Dois dias haviam se passado desde a última conversa intensa com Ellie. Para Gustavo, o tempo parecia se arrastar em um ritmo diferente, marcado apenas pelos batimentos constantes das máquinas do hospital e pelo subir e descer suave do peito da mulher que ele amava.
Ele permanecia ali, incansável. Dormia pouco, comia quando lembrava, mas não se afastava dela nem por um segundo. Cuidava de Ellie com o mesmo zelo silencioso de sempre, atento a cada movimento, a cada respiração.
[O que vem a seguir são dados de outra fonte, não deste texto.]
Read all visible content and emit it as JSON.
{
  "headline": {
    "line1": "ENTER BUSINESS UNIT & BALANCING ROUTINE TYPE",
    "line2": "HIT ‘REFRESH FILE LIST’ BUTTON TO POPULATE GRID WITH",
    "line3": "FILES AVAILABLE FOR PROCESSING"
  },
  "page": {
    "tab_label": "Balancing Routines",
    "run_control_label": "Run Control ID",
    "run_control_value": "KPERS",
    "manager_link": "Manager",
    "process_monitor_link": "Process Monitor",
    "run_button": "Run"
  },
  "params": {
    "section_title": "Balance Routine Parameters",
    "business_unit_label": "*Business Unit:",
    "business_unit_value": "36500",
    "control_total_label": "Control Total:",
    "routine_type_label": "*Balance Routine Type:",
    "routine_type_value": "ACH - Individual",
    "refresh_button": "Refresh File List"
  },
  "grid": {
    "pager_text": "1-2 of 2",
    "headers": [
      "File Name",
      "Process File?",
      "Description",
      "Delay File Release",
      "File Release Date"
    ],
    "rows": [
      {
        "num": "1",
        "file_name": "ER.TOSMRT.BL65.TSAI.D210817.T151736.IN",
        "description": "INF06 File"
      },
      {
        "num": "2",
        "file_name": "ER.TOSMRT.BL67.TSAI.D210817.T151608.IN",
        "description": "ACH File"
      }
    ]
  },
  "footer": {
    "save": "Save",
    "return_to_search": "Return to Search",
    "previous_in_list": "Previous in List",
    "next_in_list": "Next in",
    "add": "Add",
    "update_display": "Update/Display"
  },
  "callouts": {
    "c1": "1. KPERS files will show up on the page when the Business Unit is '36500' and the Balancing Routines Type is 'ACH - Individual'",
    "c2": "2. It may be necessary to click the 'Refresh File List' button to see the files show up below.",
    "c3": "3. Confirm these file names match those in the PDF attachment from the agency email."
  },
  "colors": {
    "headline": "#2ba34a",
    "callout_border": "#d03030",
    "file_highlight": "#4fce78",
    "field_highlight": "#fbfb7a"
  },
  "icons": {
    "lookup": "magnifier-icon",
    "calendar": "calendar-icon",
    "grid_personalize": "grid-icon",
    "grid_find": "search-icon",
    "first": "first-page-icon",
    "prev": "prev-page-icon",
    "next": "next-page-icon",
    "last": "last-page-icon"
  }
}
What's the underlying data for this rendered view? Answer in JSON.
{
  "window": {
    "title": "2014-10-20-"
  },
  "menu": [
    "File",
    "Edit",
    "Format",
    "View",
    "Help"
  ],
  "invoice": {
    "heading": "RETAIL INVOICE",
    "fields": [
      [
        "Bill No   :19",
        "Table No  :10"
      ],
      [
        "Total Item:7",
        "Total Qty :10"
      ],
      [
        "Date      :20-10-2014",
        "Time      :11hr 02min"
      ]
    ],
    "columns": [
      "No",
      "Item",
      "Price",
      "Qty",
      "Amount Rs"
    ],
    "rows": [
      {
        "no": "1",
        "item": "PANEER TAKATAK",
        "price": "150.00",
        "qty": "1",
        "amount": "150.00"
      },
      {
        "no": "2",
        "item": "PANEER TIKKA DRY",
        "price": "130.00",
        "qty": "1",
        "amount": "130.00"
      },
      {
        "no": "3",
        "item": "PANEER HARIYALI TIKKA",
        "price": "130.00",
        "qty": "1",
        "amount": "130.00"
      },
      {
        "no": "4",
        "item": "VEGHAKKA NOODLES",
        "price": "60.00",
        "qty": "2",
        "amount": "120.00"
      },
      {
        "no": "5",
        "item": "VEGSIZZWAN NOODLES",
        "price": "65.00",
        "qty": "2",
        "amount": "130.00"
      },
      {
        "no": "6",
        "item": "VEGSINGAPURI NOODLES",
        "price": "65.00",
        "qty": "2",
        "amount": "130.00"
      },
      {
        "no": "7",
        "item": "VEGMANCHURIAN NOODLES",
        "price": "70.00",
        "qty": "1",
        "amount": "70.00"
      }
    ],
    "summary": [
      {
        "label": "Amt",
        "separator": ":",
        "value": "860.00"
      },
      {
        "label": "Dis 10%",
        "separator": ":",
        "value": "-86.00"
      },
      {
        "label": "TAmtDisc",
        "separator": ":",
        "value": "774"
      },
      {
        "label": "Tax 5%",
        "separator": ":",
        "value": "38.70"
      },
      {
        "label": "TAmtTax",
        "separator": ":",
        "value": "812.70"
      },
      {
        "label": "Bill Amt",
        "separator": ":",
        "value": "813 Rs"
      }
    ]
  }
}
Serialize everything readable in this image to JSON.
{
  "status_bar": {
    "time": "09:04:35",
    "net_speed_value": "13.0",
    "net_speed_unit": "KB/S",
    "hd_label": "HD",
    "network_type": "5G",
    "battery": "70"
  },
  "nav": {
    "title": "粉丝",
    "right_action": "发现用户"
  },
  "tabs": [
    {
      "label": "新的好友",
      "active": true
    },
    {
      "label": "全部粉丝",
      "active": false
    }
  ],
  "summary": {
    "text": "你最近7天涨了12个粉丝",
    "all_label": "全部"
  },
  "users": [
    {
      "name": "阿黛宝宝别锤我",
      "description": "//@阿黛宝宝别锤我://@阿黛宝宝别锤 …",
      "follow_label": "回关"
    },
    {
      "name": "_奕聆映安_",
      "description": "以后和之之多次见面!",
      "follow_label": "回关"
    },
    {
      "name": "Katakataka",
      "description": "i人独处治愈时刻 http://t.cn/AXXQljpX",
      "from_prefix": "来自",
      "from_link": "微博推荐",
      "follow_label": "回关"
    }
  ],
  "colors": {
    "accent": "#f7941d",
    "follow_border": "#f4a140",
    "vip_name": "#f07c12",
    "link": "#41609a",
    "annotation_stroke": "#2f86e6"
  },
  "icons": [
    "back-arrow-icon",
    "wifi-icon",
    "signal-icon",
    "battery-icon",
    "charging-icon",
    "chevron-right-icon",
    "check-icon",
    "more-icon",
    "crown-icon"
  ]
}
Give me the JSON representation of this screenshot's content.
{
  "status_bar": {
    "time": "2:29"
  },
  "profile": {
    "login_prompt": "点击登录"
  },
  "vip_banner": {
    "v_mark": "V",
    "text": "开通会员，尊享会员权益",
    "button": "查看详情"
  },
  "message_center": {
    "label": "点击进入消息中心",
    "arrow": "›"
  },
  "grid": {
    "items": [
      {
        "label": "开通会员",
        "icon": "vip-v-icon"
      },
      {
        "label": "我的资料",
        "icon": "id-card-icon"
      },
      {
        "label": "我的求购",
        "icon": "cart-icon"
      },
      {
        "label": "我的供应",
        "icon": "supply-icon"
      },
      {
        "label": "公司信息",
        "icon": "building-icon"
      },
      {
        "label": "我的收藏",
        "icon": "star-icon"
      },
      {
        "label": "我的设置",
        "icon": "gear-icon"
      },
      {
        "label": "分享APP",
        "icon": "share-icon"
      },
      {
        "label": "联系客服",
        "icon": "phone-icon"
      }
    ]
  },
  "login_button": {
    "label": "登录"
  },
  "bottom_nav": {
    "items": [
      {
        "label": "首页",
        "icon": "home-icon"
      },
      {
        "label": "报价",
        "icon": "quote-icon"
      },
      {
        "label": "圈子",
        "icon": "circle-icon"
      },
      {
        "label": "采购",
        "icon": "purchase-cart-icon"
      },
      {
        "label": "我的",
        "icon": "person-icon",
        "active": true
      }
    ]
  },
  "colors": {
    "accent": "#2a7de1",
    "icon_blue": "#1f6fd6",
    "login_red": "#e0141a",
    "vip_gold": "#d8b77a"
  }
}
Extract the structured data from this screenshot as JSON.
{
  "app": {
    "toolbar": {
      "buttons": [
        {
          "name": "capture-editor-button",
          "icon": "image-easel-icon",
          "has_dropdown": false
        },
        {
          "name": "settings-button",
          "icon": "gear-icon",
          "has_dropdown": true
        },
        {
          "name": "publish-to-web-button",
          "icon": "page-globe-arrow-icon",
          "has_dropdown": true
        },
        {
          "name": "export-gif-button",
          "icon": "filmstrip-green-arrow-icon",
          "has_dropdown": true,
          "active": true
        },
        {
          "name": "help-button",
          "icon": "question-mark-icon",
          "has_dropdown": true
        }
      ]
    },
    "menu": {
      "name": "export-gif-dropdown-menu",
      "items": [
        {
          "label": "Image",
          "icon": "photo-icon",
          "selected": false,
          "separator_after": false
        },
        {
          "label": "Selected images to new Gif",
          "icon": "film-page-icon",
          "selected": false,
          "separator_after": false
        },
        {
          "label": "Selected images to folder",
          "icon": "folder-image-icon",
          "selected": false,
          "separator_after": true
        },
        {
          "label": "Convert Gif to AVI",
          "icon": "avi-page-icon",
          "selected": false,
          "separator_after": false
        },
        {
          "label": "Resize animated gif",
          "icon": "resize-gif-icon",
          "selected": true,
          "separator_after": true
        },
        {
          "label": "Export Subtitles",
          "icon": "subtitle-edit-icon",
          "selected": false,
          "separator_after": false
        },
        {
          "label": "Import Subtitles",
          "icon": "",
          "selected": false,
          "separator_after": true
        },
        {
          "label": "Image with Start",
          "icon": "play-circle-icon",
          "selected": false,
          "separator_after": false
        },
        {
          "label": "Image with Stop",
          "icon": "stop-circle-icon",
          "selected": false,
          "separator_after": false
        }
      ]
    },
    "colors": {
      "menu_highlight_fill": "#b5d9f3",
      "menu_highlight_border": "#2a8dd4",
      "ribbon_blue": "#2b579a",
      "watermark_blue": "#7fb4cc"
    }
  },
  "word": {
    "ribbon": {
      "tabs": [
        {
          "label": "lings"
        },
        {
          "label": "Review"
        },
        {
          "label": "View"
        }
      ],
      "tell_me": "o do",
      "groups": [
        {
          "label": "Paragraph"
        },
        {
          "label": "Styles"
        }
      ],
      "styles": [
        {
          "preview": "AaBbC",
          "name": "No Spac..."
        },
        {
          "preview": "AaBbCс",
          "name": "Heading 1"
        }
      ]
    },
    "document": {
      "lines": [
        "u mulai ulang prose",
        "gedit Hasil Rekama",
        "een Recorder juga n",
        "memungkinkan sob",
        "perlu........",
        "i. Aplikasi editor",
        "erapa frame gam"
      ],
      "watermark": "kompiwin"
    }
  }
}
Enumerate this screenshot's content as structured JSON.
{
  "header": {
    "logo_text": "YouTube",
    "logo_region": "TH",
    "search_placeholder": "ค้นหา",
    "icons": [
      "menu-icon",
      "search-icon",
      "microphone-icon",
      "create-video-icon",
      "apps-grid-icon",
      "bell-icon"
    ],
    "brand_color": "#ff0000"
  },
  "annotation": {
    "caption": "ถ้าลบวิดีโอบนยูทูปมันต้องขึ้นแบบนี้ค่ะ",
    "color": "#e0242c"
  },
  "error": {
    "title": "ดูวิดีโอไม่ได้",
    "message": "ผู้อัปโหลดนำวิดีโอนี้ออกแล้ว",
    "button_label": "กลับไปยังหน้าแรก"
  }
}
Naquela manhã, Ellie dormia profundamente, o rosto sereno apesar de tudo que havia enfrentado. O celular de Gustavo vibrou em seu bolso. Ele imediatamente se levantou com cuidado, ajeitou o lençol sobre ela e saiu discretamente do quarto antes de atender.
— Senhor Gustavo — informou a voz do outro lado da linha, profissional e respeitosa. — Está tudo pronto. A casa foi adquirida conforme solicitado. Já está totalmente mobiliada, com todos os pertences que o senhor mandou transportar. Fica em um condomínio de altíssimo padrão, extremamente seguro, com vigilância armada e monitoramento vinte e quatro horas. Localizada em um estado vizinho, exatamente como o senhor pediu. Tudo foi instalado seguindo suas instruções.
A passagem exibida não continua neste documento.